From this paper published in the early days of the internet (circa. 1992) by Prof. Tim Healy, Santa Clara University

Kuhn created what has come to be known as the Kuhn Cycle to describe how new paradigms replace old ones. Here’s a schematic from an article on Thwink.org, which introduces the cycle as follows:

Kuhn Cycle

“The Kuhn Cycle is a simple cycle of progress described by Thomas Kuhn in 1962 in his seminal work The Structure of Scientific Revolutions. In Structure Kuhn challenged the world’s current conception of science, which was that it was a steady progression of the accumulation of new ideas. In a brilliant series of reviews of past major scientific advances, Kuhn showed this viewpoint was wrong. Science advanced the most by occasional revolutionary explosions of new knowledge, each revolution triggered by introduction of new ways of thought so large they must be called new paradigms. From Kuhn’s work came the popular use of terms like “paradigm,” “paradigm shift,” and “paradigm change.””

Kuhn used the term incommensurability to describe the clash of old and new paradigms:

“People and systems resist change. They change only when forced to or when the change offers a strong advantage. If a person or system is biased toward its present paradigm, then a new paradigm is seen as inferior, even though it may be better. This bias can run so deep that two paradigms are incommensurate. They are incomparable because each side uses their own paradigm’s rules to judge the other paradigm. People talk past each other. Each side can “prove” their paradigm is better.

“Writing in his chapter on The Resolution of Revolutions, Thomas Kuhn states that:

“If there were but one set of scientific problems, one world within which to work on them, and one set of standards for their solution, paradigm competition might be settled more or less routinely by some process like counting the number of problems solved by each.

“But in fact these conditions are never met. The proponents of competing paradigms are always at least slightly at cross-purposes. Neither side will grant all the non-empirical assumptions that the other needs in order to make its case.

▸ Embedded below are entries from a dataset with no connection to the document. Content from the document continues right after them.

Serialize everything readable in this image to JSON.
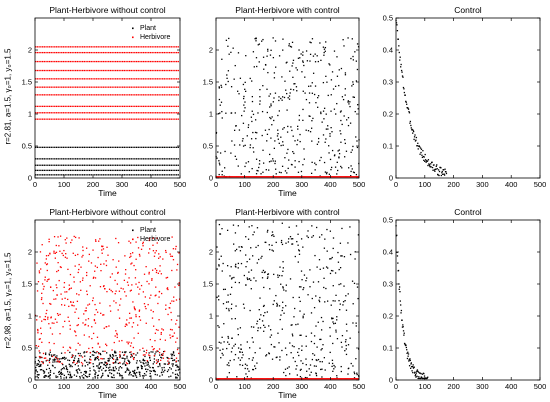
{
  "figure": {
    "row_labels": [
      "r=2.81, a=1.5, γ₀=1, y₀=1.5",
      "r=2.98, a=1.5, γ₀=1, y₀=1.5"
    ]
  },
  "colors": {
    "plant": "#000000",
    "herbivore": "#ff0000",
    "axis": "#000000"
  },
  "chart_data": [
    {
      "id": "r1c1",
      "type": "scatter",
      "title": "Plant-Herbivore without control",
      "xlabel": "Time",
      "ylabel": "",
      "xlim": [
        0,
        500
      ],
      "ylim": [
        0,
        2.5
      ],
      "xticks": [
        0,
        100,
        200,
        300,
        400,
        500
      ],
      "yticks": [
        0,
        0.5,
        1,
        1.5,
        2
      ],
      "grid": false,
      "legend": {
        "position": "top-right",
        "entries": [
          "Plant",
          "Herbivore"
        ]
      },
      "series": [
        {
          "name": "Plant",
          "pattern": "bands",
          "levels": [
            0.05,
            0.12,
            0.2,
            0.3,
            0.48
          ],
          "step": 6
        },
        {
          "name": "Herbivore",
          "pattern": "bands",
          "levels": [
            0.92,
            1.02,
            1.12,
            1.3,
            1.42,
            1.55,
            1.68,
            1.82,
            1.96,
            2.05
          ],
          "step": 6
        }
      ]
    },
    {
      "id": "r1c2",
      "type": "scatter",
      "title": "Plant-Herbivore with control",
      "xlabel": "Time",
      "ylabel": "",
      "xlim": [
        0,
        500
      ],
      "ylim": [
        0,
        2.5
      ],
      "xticks": [
        0,
        100,
        200,
        300,
        400,
        500
      ],
      "yticks": [
        0,
        0.5,
        1,
        1.5,
        2
      ],
      "grid": false,
      "series": [
        {
          "name": "Plant",
          "pattern": "chaotic",
          "range": [
            0.02,
            2.2
          ],
          "count": 470,
          "seed": 11
        },
        {
          "name": "Herbivore",
          "pattern": "line",
          "y": 0.02,
          "step": 3
        }
      ]
    },
    {
      "id": "r1c3",
      "type": "scatter",
      "title": "Control",
      "xlabel": "",
      "ylabel": "",
      "xlim": [
        0,
        500
      ],
      "ylim": [
        0,
        0.5
      ],
      "xticks": [
        0,
        100,
        200,
        300,
        400,
        500
      ],
      "yticks": [
        0,
        0.1,
        0.2,
        0.3,
        0.4,
        0.5
      ],
      "grid": false,
      "series": [
        {
          "name": "Control",
          "pattern": "decay",
          "start": 0.5,
          "tau": 48,
          "end_x": 175,
          "count": 110,
          "seed": 3
        }
      ]
    },
    {
      "id": "r2c1",
      "type": "scatter",
      "title": "Plant-Herbivore without control",
      "xlabel": "Time",
      "ylabel": "",
      "xlim": [
        0,
        500
      ],
      "ylim": [
        0,
        2.5
      ],
      "xticks": [
        0,
        100,
        200,
        300,
        400,
        500
      ],
      "yticks": [
        0,
        0.5,
        1,
        1.5,
        2
      ],
      "grid": false,
      "legend": {
        "position": "top-right",
        "entries": [
          "Plant",
          "Herbivore"
        ]
      },
      "series": [
        {
          "name": "Plant",
          "pattern": "chaotic",
          "range": [
            0.03,
            0.45
          ],
          "count": 520,
          "seed": 21
        },
        {
          "name": "Herbivore",
          "pattern": "chaotic",
          "range": [
            0.25,
            2.25
          ],
          "count": 560,
          "seed": 37
        }
      ]
    },
    {
      "id": "r2c2",
      "type": "scatter",
      "title": "Plant-Herbivore with control",
      "xlabel": "Time",
      "ylabel": "",
      "xlim": [
        0,
        500
      ],
      "ylim": [
        0,
        2.5
      ],
      "xticks": [
        0,
        100,
        200,
        300,
        400,
        500
      ],
      "yticks": [
        0,
        0.5,
        1,
        1.5,
        2
      ],
      "grid": false,
      "series": [
        {
          "name": "Plant",
          "pattern": "chaotic",
          "range": [
            0.02,
            2.45
          ],
          "count": 520,
          "seed": 53
        },
        {
          "name": "Herbivore",
          "pattern": "line",
          "y": 0.02,
          "step": 3
        }
      ]
    },
    {
      "id": "r2c3",
      "type": "scatter",
      "title": "Control",
      "xlabel": "",
      "ylabel": "",
      "xlim": [
        0,
        500
      ],
      "ylim": [
        0,
        0.5
      ],
      "xticks": [
        0,
        100,
        200,
        300,
        400,
        500
      ],
      "yticks": [
        0,
        0.1,
        0.2,
        0.3,
        0.4,
        0.5
      ],
      "grid": false,
      "series": [
        {
          "name": "Control",
          "pattern": "decay",
          "start": 0.49,
          "tau": 22,
          "end_x": 110,
          "count": 90,
          "seed": 9
        }
      ]
    }
  ]
}
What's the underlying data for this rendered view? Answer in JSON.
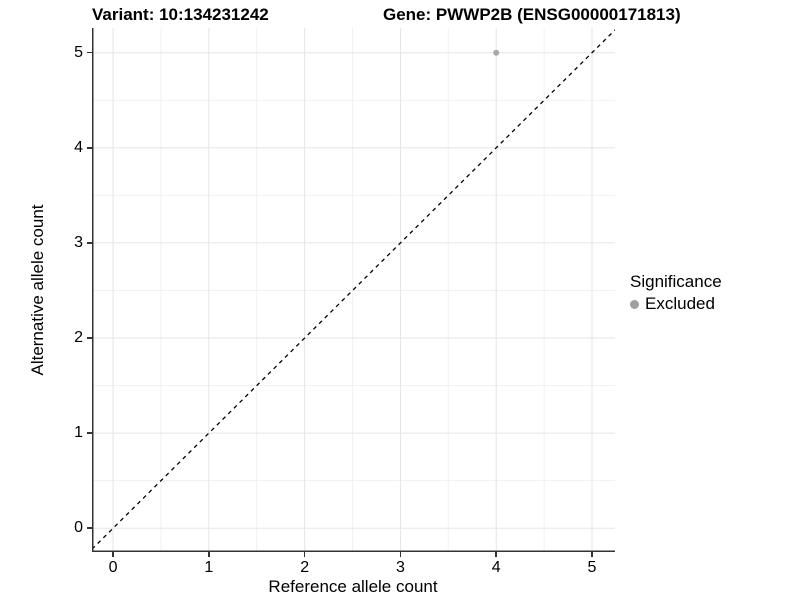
{
  "chart_data": {
    "type": "scatter",
    "titles": {
      "left": "Variant: 10:134231242",
      "right": "Gene: PWWP2B (ENSG00000171813)"
    },
    "xlabel": "Reference allele count",
    "ylabel": "Alternative allele count",
    "xticks": [
      0,
      1,
      2,
      3,
      4,
      5
    ],
    "yticks": [
      0,
      1,
      2,
      3,
      4,
      5
    ],
    "xlim": [
      -0.22,
      5.24
    ],
    "ylim": [
      -0.25,
      5.26
    ],
    "grid": {
      "major": true,
      "minor": true,
      "major_color": "#e5e5e5",
      "minor_color": "#f1f1f1"
    },
    "axis_line_color": "#333333",
    "background": "#ffffff",
    "identity_line": {
      "show": true,
      "equation": "y = x",
      "style": "dashed",
      "color": "#000000"
    },
    "series": [
      {
        "name": "Excluded",
        "color": "#a9a9a9",
        "point_radius": 3,
        "points": [
          [
            4,
            5
          ]
        ]
      }
    ],
    "legend": {
      "title": "Significance",
      "position": "right",
      "entries": [
        {
          "label": "Excluded",
          "color": "#a0a0a0",
          "marker": "circle"
        }
      ]
    }
  }
}
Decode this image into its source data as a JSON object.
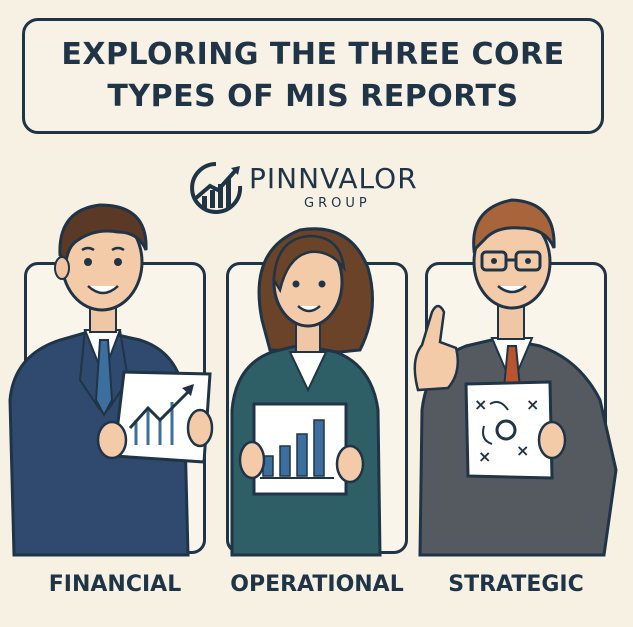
{
  "title": {
    "line1": "EXPLORING THE THREE CORE",
    "line2": "TYPES OF MIS REPORTS"
  },
  "logo": {
    "name": "PINNVALOR",
    "subtitle": "GROUP",
    "icon": "rising-chart-circle-icon"
  },
  "panels": [
    {
      "label": "FINANCIAL",
      "icon": "rising-line-chart-icon",
      "color": "#2f4a6e"
    },
    {
      "label": "OPERATIONAL",
      "icon": "bar-chart-icon",
      "color": "#2f5f66"
    },
    {
      "label": "STRATEGIC",
      "icon": "strategy-play-icon",
      "color": "#555a60"
    }
  ],
  "colors": {
    "background": "#f7f1e4",
    "ink": "#1f3447",
    "chart_blue": "#3d6f9e"
  }
}
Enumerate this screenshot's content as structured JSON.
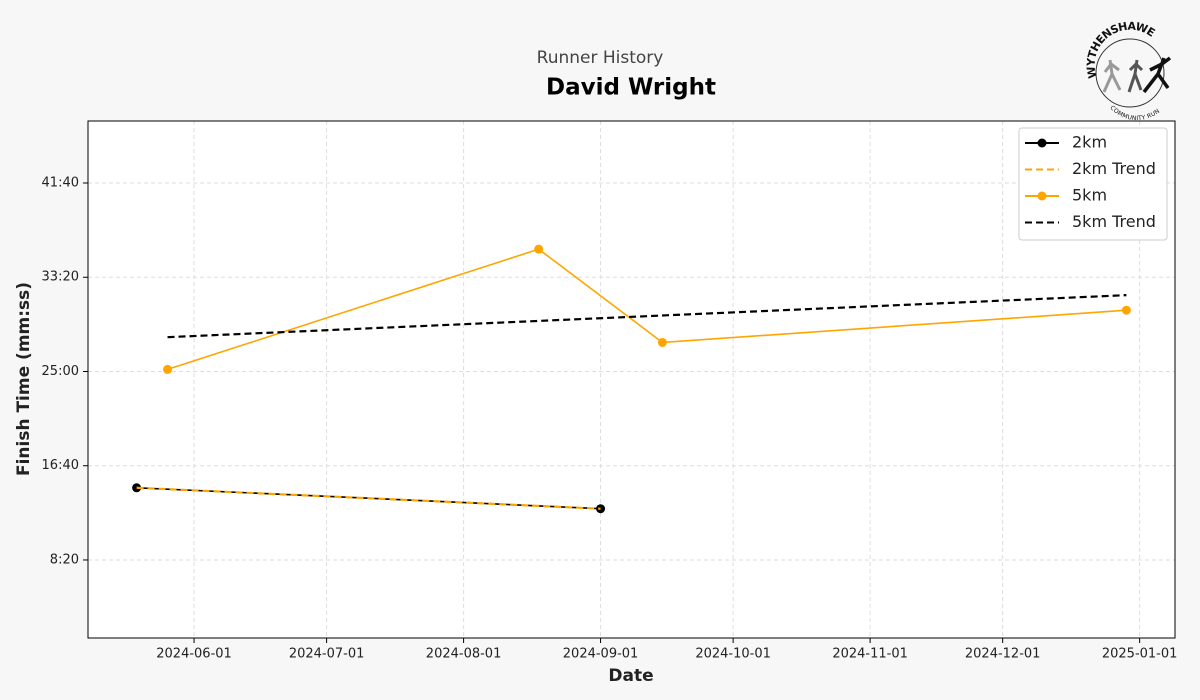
{
  "chart_data": {
    "type": "line",
    "title": "Runner History",
    "subtitle": "David Wright",
    "logo": {
      "top_text": "WYTHENSHAWE",
      "bottom_text": "COMMUNITY RUN"
    },
    "xlabel": "Date",
    "ylabel": "Finish Time (mm:ss)",
    "xlim": [
      "2024-05-08",
      "2025-01-09"
    ],
    "xticks": [
      "2024-06-01",
      "2024-07-01",
      "2024-08-01",
      "2024-09-01",
      "2024-10-01",
      "2024-11-01",
      "2024-12-01",
      "2025-01-01"
    ],
    "ylim": [
      86,
      2829
    ],
    "yticks": [
      {
        "value": 500,
        "label": "8:20"
      },
      {
        "value": 1000,
        "label": "16:40"
      },
      {
        "value": 1500,
        "label": "25:00"
      },
      {
        "value": 2000,
        "label": "33:20"
      },
      {
        "value": 2500,
        "label": "41:40"
      }
    ],
    "grid": true,
    "legend": "upper right",
    "series": [
      {
        "name": "2km",
        "color": "#000000",
        "dashed": false,
        "marker": true,
        "x": [
          "2024-05-19",
          "2024-09-01"
        ],
        "values": [
          883,
          772
        ]
      },
      {
        "name": "2km Trend",
        "color": "#ffa500",
        "dashed": true,
        "marker": false,
        "x": [
          "2024-05-19",
          "2024-09-01"
        ],
        "values": [
          883,
          772
        ]
      },
      {
        "name": "5km",
        "color": "#ffa500",
        "dashed": false,
        "marker": true,
        "x": [
          "2024-05-26",
          "2024-08-18",
          "2024-09-15",
          "2024-12-29"
        ],
        "values": [
          1511,
          2149,
          1654,
          1825
        ]
      },
      {
        "name": "5km Trend",
        "color": "#000000",
        "dashed": true,
        "marker": false,
        "x": [
          "2024-05-26",
          "2024-12-29"
        ],
        "values": [
          1682,
          1905
        ]
      }
    ]
  }
}
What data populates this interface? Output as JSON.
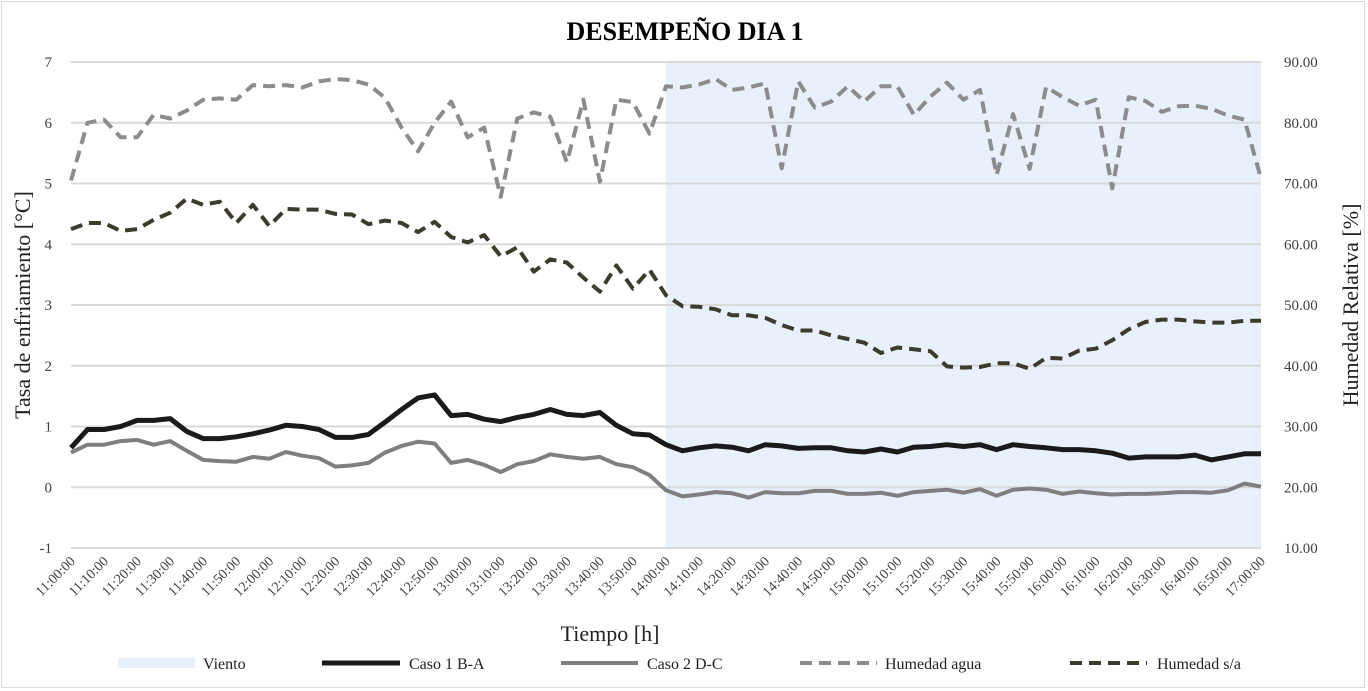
{
  "chart_data": {
    "type": "line",
    "title": "DESEMPEÑO DIA 1",
    "xlabel": "Tiempo [h]",
    "ylabel": "Tasa de enfriamiento [°C]",
    "y2label": "Humedad Relativa [%]",
    "ylim": [
      -1,
      7
    ],
    "y2lim": [
      10,
      90
    ],
    "yticks": [
      "-1",
      "0",
      "1",
      "2",
      "3",
      "4",
      "5",
      "6",
      "7"
    ],
    "y2ticks": [
      "10.00",
      "20.00",
      "30.00",
      "40.00",
      "50.00",
      "60.00",
      "70.00",
      "80.00",
      "90.00"
    ],
    "x": [
      "11:00:00",
      "11:05:00",
      "11:10:00",
      "11:15:00",
      "11:20:00",
      "11:25:00",
      "11:30:00",
      "11:35:00",
      "11:40:00",
      "11:45:00",
      "11:50:00",
      "11:55:00",
      "12:00:00",
      "12:05:00",
      "12:10:00",
      "12:15:00",
      "12:20:00",
      "12:25:00",
      "12:30:00",
      "12:35:00",
      "12:40:00",
      "12:45:00",
      "12:50:00",
      "12:55:00",
      "13:00:00",
      "13:05:00",
      "13:10:00",
      "13:15:00",
      "13:20:00",
      "13:25:00",
      "13:30:00",
      "13:35:00",
      "13:40:00",
      "13:45:00",
      "13:50:00",
      "13:55:00",
      "14:00:00",
      "14:05:00",
      "14:10:00",
      "14:15:00",
      "14:20:00",
      "14:25:00",
      "14:30:00",
      "14:35:00",
      "14:40:00",
      "14:45:00",
      "14:50:00",
      "14:55:00",
      "15:00:00",
      "15:05:00",
      "15:10:00",
      "15:15:00",
      "15:20:00",
      "15:25:00",
      "15:30:00",
      "15:35:00",
      "15:40:00",
      "15:45:00",
      "15:50:00",
      "15:55:00",
      "16:00:00",
      "16:05:00",
      "16:10:00",
      "16:15:00",
      "16:20:00",
      "16:25:00",
      "16:30:00",
      "16:35:00",
      "16:40:00",
      "16:45:00",
      "16:50:00",
      "16:55:00",
      "17:00:00"
    ],
    "xtick_labels": [
      "11:00:00",
      "11:10:00",
      "11:20:00",
      "11:30:00",
      "11:40:00",
      "11:50:00",
      "12:00:00",
      "12:10:00",
      "12:20:00",
      "12:30:00",
      "12:40:00",
      "12:50:00",
      "13:00:00",
      "13:10:00",
      "13:20:00",
      "13:30:00",
      "13:40:00",
      "13:50:00",
      "14:00:00",
      "14:10:00",
      "14:20:00",
      "14:30:00",
      "14:40:00",
      "14:50:00",
      "15:00:00",
      "15:10:00",
      "15:20:00",
      "15:30:00",
      "15:40:00",
      "15:50:00",
      "16:00:00",
      "16:10:00",
      "16:20:00",
      "16:30:00",
      "16:40:00",
      "16:50:00",
      "17:00:00"
    ],
    "shaded_region": {
      "name": "Viento",
      "from": "14:00:00",
      "to": "17:00:00",
      "color": "#e8f0fc"
    },
    "series": [
      {
        "name": "Caso 1 B-A",
        "axis": "left",
        "color": "#1a1a1a",
        "style": "solid",
        "values": [
          0.65,
          0.95,
          0.95,
          1.0,
          1.1,
          1.1,
          1.13,
          0.92,
          0.8,
          0.8,
          0.83,
          0.88,
          0.94,
          1.02,
          1.0,
          0.95,
          0.82,
          0.82,
          0.87,
          1.07,
          1.28,
          1.47,
          1.52,
          1.18,
          1.2,
          1.12,
          1.08,
          1.15,
          1.2,
          1.28,
          1.2,
          1.18,
          1.23,
          1.02,
          0.88,
          0.86,
          0.7,
          0.6,
          0.65,
          0.68,
          0.66,
          0.6,
          0.7,
          0.68,
          0.64,
          0.65,
          0.65,
          0.6,
          0.58,
          0.63,
          0.58,
          0.66,
          0.67,
          0.7,
          0.67,
          0.7,
          0.62,
          0.7,
          0.67,
          0.65,
          0.62,
          0.62,
          0.6,
          0.56,
          0.48,
          0.5,
          0.5,
          0.5,
          0.53,
          0.45,
          0.5,
          0.55,
          0.55
        ]
      },
      {
        "name": "Caso 2 D-C",
        "axis": "left",
        "color": "#7f7f7f",
        "style": "solid",
        "values": [
          0.57,
          0.7,
          0.7,
          0.76,
          0.78,
          0.7,
          0.76,
          0.6,
          0.45,
          0.43,
          0.42,
          0.5,
          0.47,
          0.58,
          0.52,
          0.48,
          0.34,
          0.36,
          0.4,
          0.57,
          0.68,
          0.75,
          0.72,
          0.4,
          0.45,
          0.37,
          0.25,
          0.38,
          0.43,
          0.54,
          0.5,
          0.47,
          0.5,
          0.38,
          0.33,
          0.2,
          -0.05,
          -0.15,
          -0.12,
          -0.08,
          -0.1,
          -0.17,
          -0.08,
          -0.1,
          -0.1,
          -0.06,
          -0.06,
          -0.11,
          -0.11,
          -0.09,
          -0.14,
          -0.08,
          -0.06,
          -0.04,
          -0.09,
          -0.03,
          -0.14,
          -0.04,
          -0.02,
          -0.04,
          -0.11,
          -0.07,
          -0.1,
          -0.12,
          -0.11,
          -0.11,
          -0.1,
          -0.08,
          -0.08,
          -0.09,
          -0.05,
          0.06,
          0.01
        ]
      },
      {
        "name": "Humedad agua",
        "axis": "right",
        "color": "#8c8c8c",
        "style": "dashed",
        "values": [
          70.5,
          80,
          80.5,
          77.6,
          77.6,
          81.3,
          80.7,
          82,
          83.8,
          84,
          83.8,
          86.2,
          86,
          86.2,
          85.8,
          86.8,
          87.2,
          87,
          86.3,
          84.1,
          79.2,
          75.3,
          80,
          83.5,
          77.6,
          79.2,
          67.8,
          80.7,
          81.7,
          81,
          73.5,
          83.8,
          70.3,
          83.8,
          83.4,
          78.2,
          86,
          85.8,
          86.3,
          87.2,
          85.4,
          85.8,
          86.5,
          72.5,
          86.8,
          82.5,
          83.5,
          86,
          83.5,
          86,
          86,
          81.3,
          84.3,
          86.6,
          83.8,
          85.4,
          71.4,
          81.4,
          72.4,
          85.9,
          84.2,
          82.8,
          83.8,
          69.2,
          84.2,
          83.6,
          81.8,
          82.7,
          82.8,
          82.3,
          81.2,
          80.5,
          70.8
        ]
      },
      {
        "name": "Humedad s/a",
        "axis": "right",
        "color": "#3d3b2b",
        "style": "dashed",
        "values": [
          62.5,
          63.5,
          63.5,
          62.2,
          62.5,
          64,
          65.2,
          67.5,
          66.5,
          67,
          63.5,
          66.5,
          63,
          65.8,
          65.7,
          65.7,
          65,
          64.9,
          63.3,
          63.9,
          63.5,
          62,
          63.7,
          61.2,
          60.3,
          61.5,
          58,
          59.5,
          55.5,
          57.5,
          57,
          54.5,
          52.2,
          56.5,
          52.7,
          55.8,
          51.6,
          49.8,
          49.7,
          49.3,
          48.3,
          48.3,
          47.9,
          46.7,
          45.8,
          45.8,
          45,
          44.4,
          43.8,
          42.1,
          43,
          42.7,
          42.4,
          39.9,
          39.7,
          39.8,
          40.4,
          40.4,
          39.5,
          41.3,
          41.2,
          42.5,
          42.8,
          44.2,
          46,
          47.2,
          47.6,
          47.6,
          47.3,
          47.1,
          47.1,
          47.4,
          47.4
        ]
      }
    ],
    "legend": [
      "Viento",
      "Caso 1 B-A",
      "Caso 2 D-C",
      "Humedad agua",
      "Humedad s/a"
    ],
    "legend_position": "bottom",
    "grid": true
  }
}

“Though each may hope to convert the other to his way of seeing his science and its problems, neither may hope to prove his case. The competition between paradigms is not the sort of battle that can be solved by proofs.”

From Thwink.org

Or, as science historian James Gleick said in his bestseller Chaos:  The Making of a New Science, “Ideas that require people to reorganize their picture of the world provoke hostility.”